The boulder tombs are just the simplest form of burial for the Torajans. Although the old Torajan royalty and upper classes no longer have any official roles, they still get star treatment in the afterlife. For one thing, instead of little boulders, royal tombs are carved into big cliff faces. But the really big difference are the tau tau. In addition to the tombs themselves, long balconies are carved into the solid rock. Along the balconies are placed wooden dolls called tau tau. The statues are about half life-size or a little bigger, and are dressed in clothes similar to the deceased person they represent. The arms of the statues are always outstretched, welcoming the descendants and others who come to visit. Originally, the tau tau were not intended to be exact representations of the dead, but the current trend is to make them look more like the dearly departed. Perhaps the most famous cliff tombs with tau tau are at Lemo, although there are also some interesting tombs at Buntao. The tau tau you will see are not the originals. European collectors long ago paid huge sums of money to buy the original statues from the families of the dead.
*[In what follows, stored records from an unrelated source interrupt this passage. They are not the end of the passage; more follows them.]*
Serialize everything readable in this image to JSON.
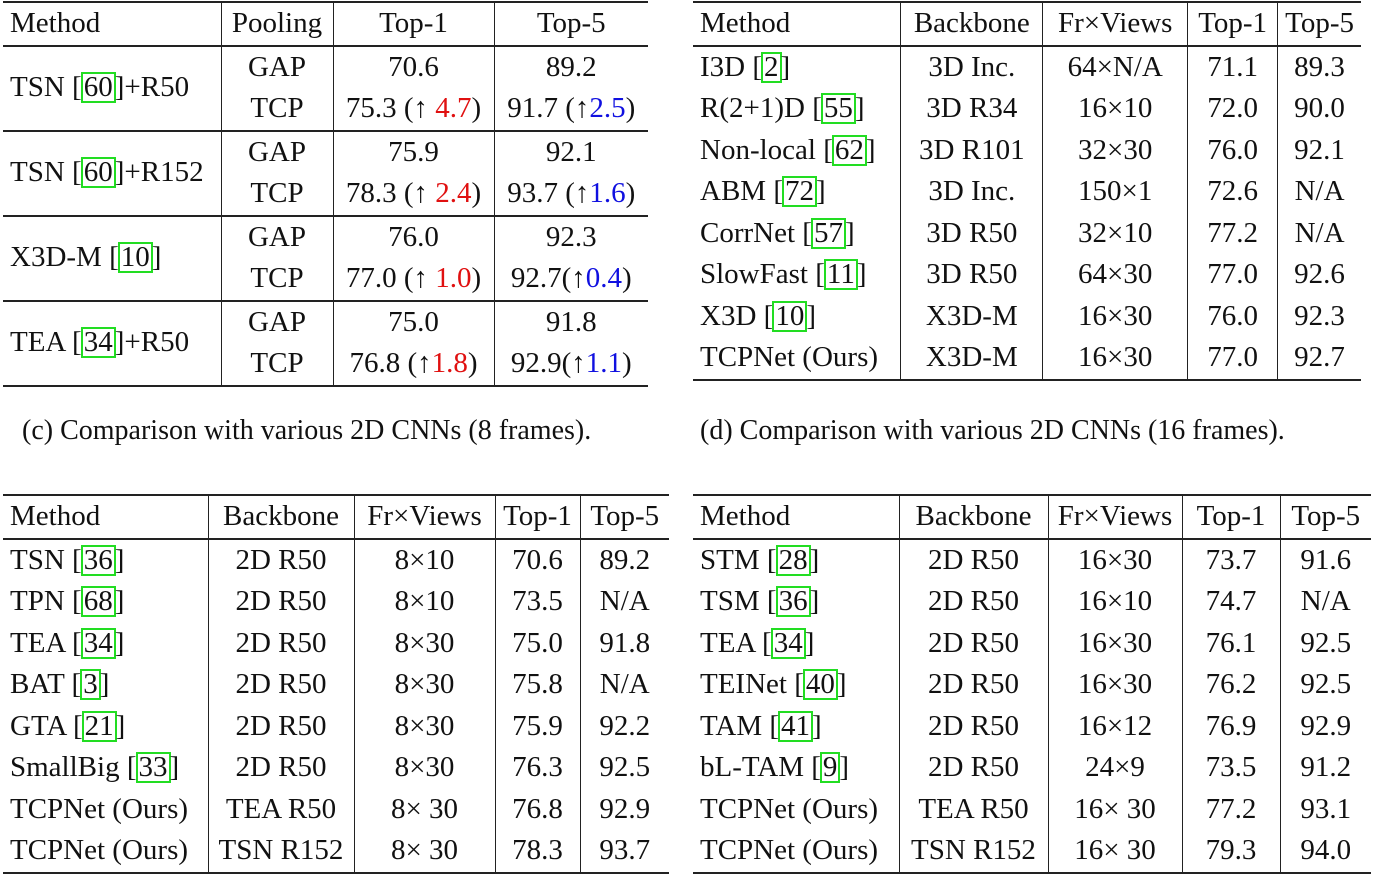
{
  "table_c": {
    "headers": [
      "Method",
      "Pooling",
      "Top-1",
      "Top-5"
    ],
    "groups": [
      {
        "method": "TSN",
        "cite": "60",
        "suffix": "+R50",
        "rows": [
          {
            "pooling": "GAP",
            "top1": "70.6",
            "top5": "89.2"
          },
          {
            "pooling": "TCP",
            "top1": "75.3 (↑ ",
            "top1_gain": "4.7",
            "top1_close": ")",
            "top5": "91.7 (↑",
            "top5_gain": "2.5",
            "top5_close": ")"
          }
        ]
      },
      {
        "method": "TSN",
        "cite": "60",
        "suffix": "+R152",
        "rows": [
          {
            "pooling": "GAP",
            "top1": "75.9",
            "top5": "92.1"
          },
          {
            "pooling": "TCP",
            "top1": "78.3 (↑ ",
            "top1_gain": "2.4",
            "top1_close": ")",
            "top5": "93.7 (↑",
            "top5_gain": "1.6",
            "top5_close": ")"
          }
        ]
      },
      {
        "method": "X3D-M",
        "cite": "10",
        "suffix": "",
        "rows": [
          {
            "pooling": "GAP",
            "top1": "76.0",
            "top5": "92.3"
          },
          {
            "pooling": "TCP",
            "top1": "77.0 (↑ ",
            "top1_gain": "1.0",
            "top1_close": ")",
            "top5": "92.7(↑",
            "top5_gain": "0.4",
            "top5_close": ")"
          }
        ]
      },
      {
        "method": "TEA",
        "cite": "34",
        "suffix": "+R50",
        "rows": [
          {
            "pooling": "GAP",
            "top1": "75.0",
            "top5": "91.8"
          },
          {
            "pooling": "TCP",
            "top1": "76.8 (↑",
            "top1_gain": "1.8",
            "top1_close": ")",
            "top5": "92.9(↑",
            "top5_gain": "1.1",
            "top5_close": ")"
          }
        ]
      }
    ],
    "caption": "(c) Comparison with various 2D CNNs (8 frames)."
  },
  "table_d": {
    "headers": [
      "Method",
      "Backbone",
      "Fr×Views",
      "Top-1",
      "Top-5"
    ],
    "rows": [
      {
        "method": "I3D",
        "cite": "2",
        "backbone": "3D Inc.",
        "frviews": "64×N/A",
        "top1": "71.1",
        "top5": "89.3"
      },
      {
        "method": "R(2+1)D",
        "cite": "55",
        "backbone": "3D R34",
        "frviews": "16×10",
        "top1": "72.0",
        "top5": "90.0"
      },
      {
        "method": "Non-local",
        "cite": "62",
        "backbone": "3D R101",
        "frviews": "32×30",
        "top1": "76.0",
        "top5": "92.1"
      },
      {
        "method": "ABM",
        "cite": "72",
        "backbone": "3D Inc.",
        "frviews": "150×1",
        "top1": "72.6",
        "top5": "N/A"
      },
      {
        "method": "CorrNet",
        "cite": "57",
        "backbone": "3D R50",
        "frviews": "32×10",
        "top1": "77.2",
        "top5": "N/A"
      },
      {
        "method": "SlowFast",
        "cite": "11",
        "backbone": "3D R50",
        "frviews": "64×30",
        "top1": "77.0",
        "top5": "92.6"
      },
      {
        "method": "X3D",
        "cite": "10",
        "backbone": "X3D-M",
        "frviews": "16×30",
        "top1": "76.0",
        "top5": "92.3"
      },
      {
        "method": "TCPNet (Ours)",
        "cite": "",
        "backbone": "X3D-M",
        "frviews": "16×30",
        "top1": "77.0",
        "top5": "92.7",
        "bold": true
      }
    ],
    "caption": "(d) Comparison with various 2D CNNs (16 frames)."
  },
  "table_e": {
    "headers": [
      "Method",
      "Backbone",
      "Fr×Views",
      "Top-1",
      "Top-5"
    ],
    "rows": [
      {
        "method": "TSN",
        "cite": "36",
        "backbone": "2D R50",
        "frviews": "8×10",
        "top1": "70.6",
        "top5": "89.2"
      },
      {
        "method": "TPN",
        "cite": "68",
        "backbone": "2D R50",
        "frviews": "8×10",
        "top1": "73.5",
        "top5": "N/A"
      },
      {
        "method": "TEA",
        "cite": "34",
        "backbone": "2D R50",
        "frviews": "8×30",
        "top1": "75.0",
        "top5": "91.8"
      },
      {
        "method": "BAT",
        "cite": "3",
        "backbone": "2D R50",
        "frviews": "8×30",
        "top1": "75.8",
        "top5": "N/A"
      },
      {
        "method": "GTA",
        "cite": "21",
        "backbone": "2D R50",
        "frviews": "8×30",
        "top1": "75.9",
        "top5": "92.2"
      },
      {
        "method": "SmallBig",
        "cite": "33",
        "backbone": "2D R50",
        "frviews": "8×30",
        "top1": "76.3",
        "top5": "92.5"
      },
      {
        "method": "TCPNet (Ours)",
        "cite": "",
        "backbone": "TEA R50",
        "frviews": "8× 30",
        "top1": "76.8",
        "top5": "92.9"
      },
      {
        "method": "TCPNet (Ours)",
        "cite": "",
        "backbone": "TSN R152",
        "frviews": "8× 30",
        "top1": "78.3",
        "top5": "93.7",
        "bold": true
      }
    ]
  },
  "table_f": {
    "headers": [
      "Method",
      "Backbone",
      "Fr×Views",
      "Top-1",
      "Top-5"
    ],
    "rows": [
      {
        "method": "STM",
        "cite": "28",
        "backbone": "2D R50",
        "frviews": "16×30",
        "top1": "73.7",
        "top5": "91.6"
      },
      {
        "method": "TSM",
        "cite": "36",
        "backbone": "2D R50",
        "frviews": "16×10",
        "top1": "74.7",
        "top5": "N/A"
      },
      {
        "method": "TEA",
        "cite": "34",
        "backbone": "2D R50",
        "frviews": "16×30",
        "top1": "76.1",
        "top5": "92.5"
      },
      {
        "method": "TEINet",
        "cite": "40",
        "backbone": "2D R50",
        "frviews": "16×30",
        "top1": "76.2",
        "top5": "92.5"
      },
      {
        "method": "TAM",
        "cite": "41",
        "backbone": "2D R50",
        "frviews": "16×12",
        "top1": "76.9",
        "top5": "92.9"
      },
      {
        "method": "bL-TAM",
        "cite": "9",
        "backbone": "2D R50",
        "frviews": "24×9",
        "top1": "73.5",
        "top5": "91.2"
      },
      {
        "method": "TCPNet (Ours)",
        "cite": "",
        "backbone": "TEA R50",
        "frviews": "16× 30",
        "top1": "77.2",
        "top5": "93.1"
      },
      {
        "method": "TCPNet (Ours)",
        "cite": "",
        "backbone": "TSN R152",
        "frviews": "16× 30",
        "top1": "79.3",
        "top5": "94.0",
        "bold": true
      }
    ]
  },
  "colors": {
    "gain_top1": "#e01010",
    "gain_top5": "#1010e0",
    "cite_box": "#22dd22"
  }
}
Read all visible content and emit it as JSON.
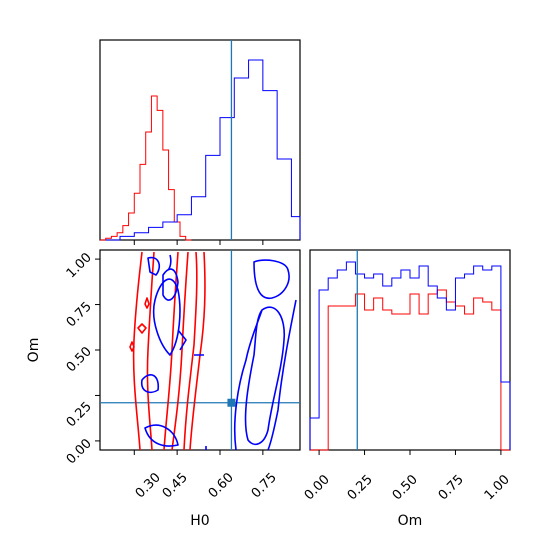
{
  "chart_data": [
    {
      "type": "histogram",
      "panel": "H0 marginal",
      "xlim": [
        0.18,
        0.88
      ],
      "truth": 0.64,
      "series": [
        {
          "name": "",
          "color": "#ff0000",
          "bins": [
            0.18,
            0.2,
            0.22,
            0.24,
            0.26,
            0.28,
            0.3,
            0.32,
            0.34,
            0.36,
            0.38,
            0.4,
            0.42,
            0.44,
            0.46,
            0.48,
            0.5
          ],
          "values": [
            0,
            0.01,
            0.02,
            0.04,
            0.08,
            0.15,
            0.26,
            0.42,
            0.6,
            0.8,
            0.72,
            0.5,
            0.28,
            0.1,
            0.02,
            0,
            0
          ]
        },
        {
          "name": "",
          "color": "#0000ff",
          "bins": [
            0.2,
            0.25,
            0.3,
            0.35,
            0.4,
            0.45,
            0.5,
            0.55,
            0.6,
            0.65,
            0.7,
            0.75,
            0.8,
            0.85,
            0.88
          ],
          "values": [
            0,
            0.02,
            0.04,
            0.07,
            0.1,
            0.14,
            0.24,
            0.47,
            0.68,
            0.9,
            1.0,
            0.83,
            0.45,
            0.13,
            0.08
          ]
        }
      ]
    },
    {
      "type": "contour",
      "panel": "H0 vs Om",
      "xlim": [
        0.18,
        0.88
      ],
      "ylim": [
        -0.05,
        1.05
      ],
      "truth": [
        0.64,
        0.21
      ],
      "series": [
        {
          "name": "",
          "color": "#ff0000",
          "levels": [
            "inner",
            "outer"
          ]
        },
        {
          "name": "",
          "color": "#0000ff",
          "levels": [
            "inner",
            "outer"
          ]
        }
      ]
    },
    {
      "type": "histogram",
      "panel": "Om marginal",
      "xlim": [
        -0.05,
        1.05
      ],
      "truth": 0.21,
      "series": [
        {
          "name": "",
          "color": "#ff0000",
          "bins": [
            -0.05,
            0,
            0.05,
            0.1,
            0.15,
            0.2,
            0.25,
            0.3,
            0.35,
            0.4,
            0.45,
            0.5,
            0.55,
            0.6,
            0.65,
            0.7,
            0.75,
            0.8,
            0.85,
            0.9,
            0.95,
            1.0,
            1.05
          ],
          "values": [
            0,
            0,
            0.72,
            0.72,
            0.72,
            0.78,
            0.7,
            0.76,
            0.7,
            0.68,
            0.68,
            0.78,
            0.68,
            0.78,
            0.8,
            0.74,
            0.72,
            0.68,
            0.76,
            0.74,
            0.7,
            0,
            0
          ]
        },
        {
          "name": "",
          "color": "#0000ff",
          "bins": [
            -0.05,
            0,
            0.05,
            0.1,
            0.15,
            0.2,
            0.25,
            0.3,
            0.35,
            0.4,
            0.45,
            0.5,
            0.55,
            0.6,
            0.65,
            0.7,
            0.75,
            0.8,
            0.85,
            0.9,
            0.95,
            1.0,
            1.05
          ],
          "values": [
            0.16,
            0.8,
            0.86,
            0.9,
            0.94,
            0.88,
            0.86,
            0.88,
            0.82,
            0.86,
            0.9,
            0.86,
            0.92,
            0.82,
            0.76,
            0.7,
            0.86,
            0.88,
            0.92,
            0.9,
            0.92,
            0.34,
            0.34
          ]
        }
      ]
    }
  ],
  "axes": {
    "x_label_left": "H0",
    "x_label_right": "Om",
    "y_label_left": "Om",
    "h0_ticks": [
      "0.30",
      "0.45",
      "0.60",
      "0.75"
    ],
    "om_ticks_x": [
      "0.00",
      "0.25",
      "0.50",
      "0.75",
      "1.00"
    ],
    "om_ticks_y": [
      "0.00",
      "0.25",
      "0.50",
      "0.75",
      "1.00"
    ]
  },
  "colors": {
    "truth": "#1f77b4",
    "red_series": "#ff0000",
    "blue_series": "#0000ff"
  }
}
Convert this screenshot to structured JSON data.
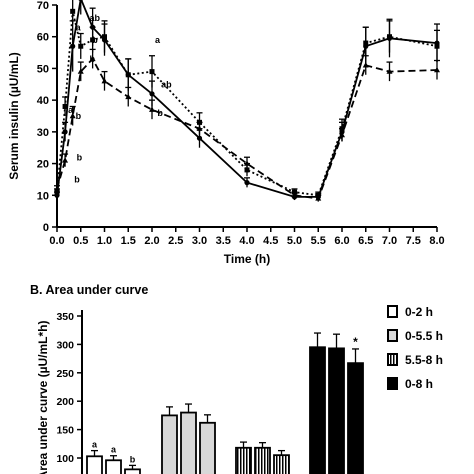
{
  "chart_data": [
    {
      "type": "line",
      "xlabel": "Time (h)",
      "ylabel": "Serum insulin (µU/mL)",
      "xlim": [
        0,
        8
      ],
      "ylim": [
        0,
        70
      ],
      "x_ticks": [
        "0.0",
        "0.5",
        "1.0",
        "1.5",
        "2.0",
        "2.5",
        "3.0",
        "3.5",
        "4.0",
        "4.5",
        "5.0",
        "5.5",
        "6.0",
        "6.5",
        "7.0",
        "7.5",
        "8.0"
      ],
      "y_ticks": [
        "0",
        "10",
        "20",
        "30",
        "40",
        "50",
        "60",
        "70"
      ],
      "x": [
        0,
        0.17,
        0.33,
        0.5,
        0.75,
        1.0,
        1.5,
        2.0,
        3.0,
        4.0,
        5.0,
        5.5,
        6.0,
        6.5,
        7.0,
        8.0
      ],
      "series": [
        {
          "style": "solid",
          "marker": "circle",
          "values": [
            10,
            30,
            57,
            72,
            63,
            59,
            48,
            42,
            28,
            14,
            9.5,
            9.5,
            30,
            57,
            59.5,
            58
          ],
          "errors": [
            1,
            3,
            8,
            5,
            6,
            5,
            5,
            4,
            3,
            1.5,
            1,
            1,
            3,
            6,
            6,
            6
          ]
        },
        {
          "style": "dotted",
          "marker": "square",
          "values": [
            11,
            38,
            68,
            57,
            59,
            60,
            48,
            49,
            33,
            18,
            11,
            10,
            31,
            58,
            60,
            57
          ],
          "errors": [
            1,
            3,
            4,
            4,
            4,
            5,
            5,
            5,
            3,
            2,
            1,
            1,
            3,
            5,
            5,
            5
          ]
        },
        {
          "style": "dashed",
          "marker": "triangle",
          "values": [
            12,
            21,
            35,
            49,
            53,
            46,
            41,
            37,
            31,
            20,
            10,
            9,
            29,
            51,
            49,
            49.5
          ],
          "errors": [
            1,
            2,
            3,
            3,
            3,
            3,
            3,
            3,
            2,
            2,
            1,
            1,
            2,
            3,
            3,
            3
          ]
        }
      ],
      "annotations": [
        {
          "text": "a",
          "x": 0.17,
          "y": 36
        },
        {
          "text": "b",
          "x": 0.33,
          "y": 34
        },
        {
          "text": "b",
          "x": 0.35,
          "y": 21
        },
        {
          "text": "b",
          "x": 0.3,
          "y": 14
        },
        {
          "text": "a",
          "x": 0.33,
          "y": 62
        },
        {
          "text": "ab",
          "x": 0.62,
          "y": 65
        },
        {
          "text": "b",
          "x": 0.68,
          "y": 58
        },
        {
          "text": "b",
          "x": 0.62,
          "y": 52
        },
        {
          "text": "a",
          "x": 2.0,
          "y": 58
        },
        {
          "text": "ab",
          "x": 2.13,
          "y": 44
        },
        {
          "text": "b",
          "x": 2.05,
          "y": 35
        }
      ]
    },
    {
      "type": "bar",
      "title": "B. Area under curve",
      "ylabel": "Area under curve (µU/mL*h)",
      "ylim": [
        100,
        350
      ],
      "y_ticks": [
        "100",
        "150",
        "200",
        "250",
        "300",
        "350"
      ],
      "legend": [
        "0-2 h",
        "0-5.5 h",
        "5.5-8 h",
        "0-8 h"
      ],
      "legend_position": "right",
      "groups": [
        {
          "legend": "0-2 h",
          "fill": "#ffffff",
          "values": [
            103,
            96,
            80
          ],
          "errors": [
            10,
            8,
            7
          ],
          "labels": [
            "a",
            "a",
            "b"
          ]
        },
        {
          "legend": "0-5.5 h",
          "fill": "#d8d8d8",
          "values": [
            175,
            180,
            162
          ],
          "errors": [
            15,
            15,
            14
          ],
          "labels": [
            "",
            "",
            ""
          ]
        },
        {
          "legend": "5.5-8 h",
          "fill": "hatch",
          "values": [
            118,
            118,
            105
          ],
          "errors": [
            10,
            9,
            8
          ],
          "labels": [
            "",
            "",
            ""
          ]
        },
        {
          "legend": "0-8 h",
          "fill": "#000000",
          "values": [
            295,
            293,
            267
          ],
          "errors": [
            25,
            25,
            25
          ],
          "labels": [
            "",
            "",
            "*"
          ]
        }
      ]
    }
  ]
}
There are even more variations on burial practices around Toraja. Near the woodworkers village at Ke'te Kesu is another cliff site, but instead of carving tombs into the rock, many of the coffins are placed on platforms suspended from the over-hanging face of the rock. The reasoning behind this practice is to prevent thieves from stealing precious items interred with the dead.
The cliff at Ke'te Kesu has clearly been used for a very long time. Some of the coffins have fallen down, and sit cracked open on the rubble beneath the cliff. To make space, descendants of the dead have collected their bones into big piles left exposed.
Down at Londa is what appears to be another cliff face tomb, but here there are also two caves which are also used to store coffins. At the front of the cliff is a huge pile of coffins. The coffins are simply left here to deteriorate and collapse, so that the base of the stack of coffins is nothing more than a deep pile of bones. Inside the caves, bones and coffins are stacked somewhat haphazardly in nooks and crannies. The same family has used these caves for more than 300 years, which is why there's such a large supply of coffins and bones.
Babies who have not yet begun to get their teeth are buried differently than adults. Instead of stone tombs, they get interred in trees. A niche is carved out of a large tree, usually high above the ground, and the dead infant is secreted inside. A canvas-like cloth mat is used to cover the niche, but eventually the bark of the tree will close over the hole and there will be no trace of the baby. Only certain trees are used for this type of burial. These are two species which have white sap, since white is a 'holy' color.
You will need to pay an entrance fee to see the tombs at Lemo, Buntao and Londa. In addition, at Londa you may need to pay for a guide with gas lamp to see the caves.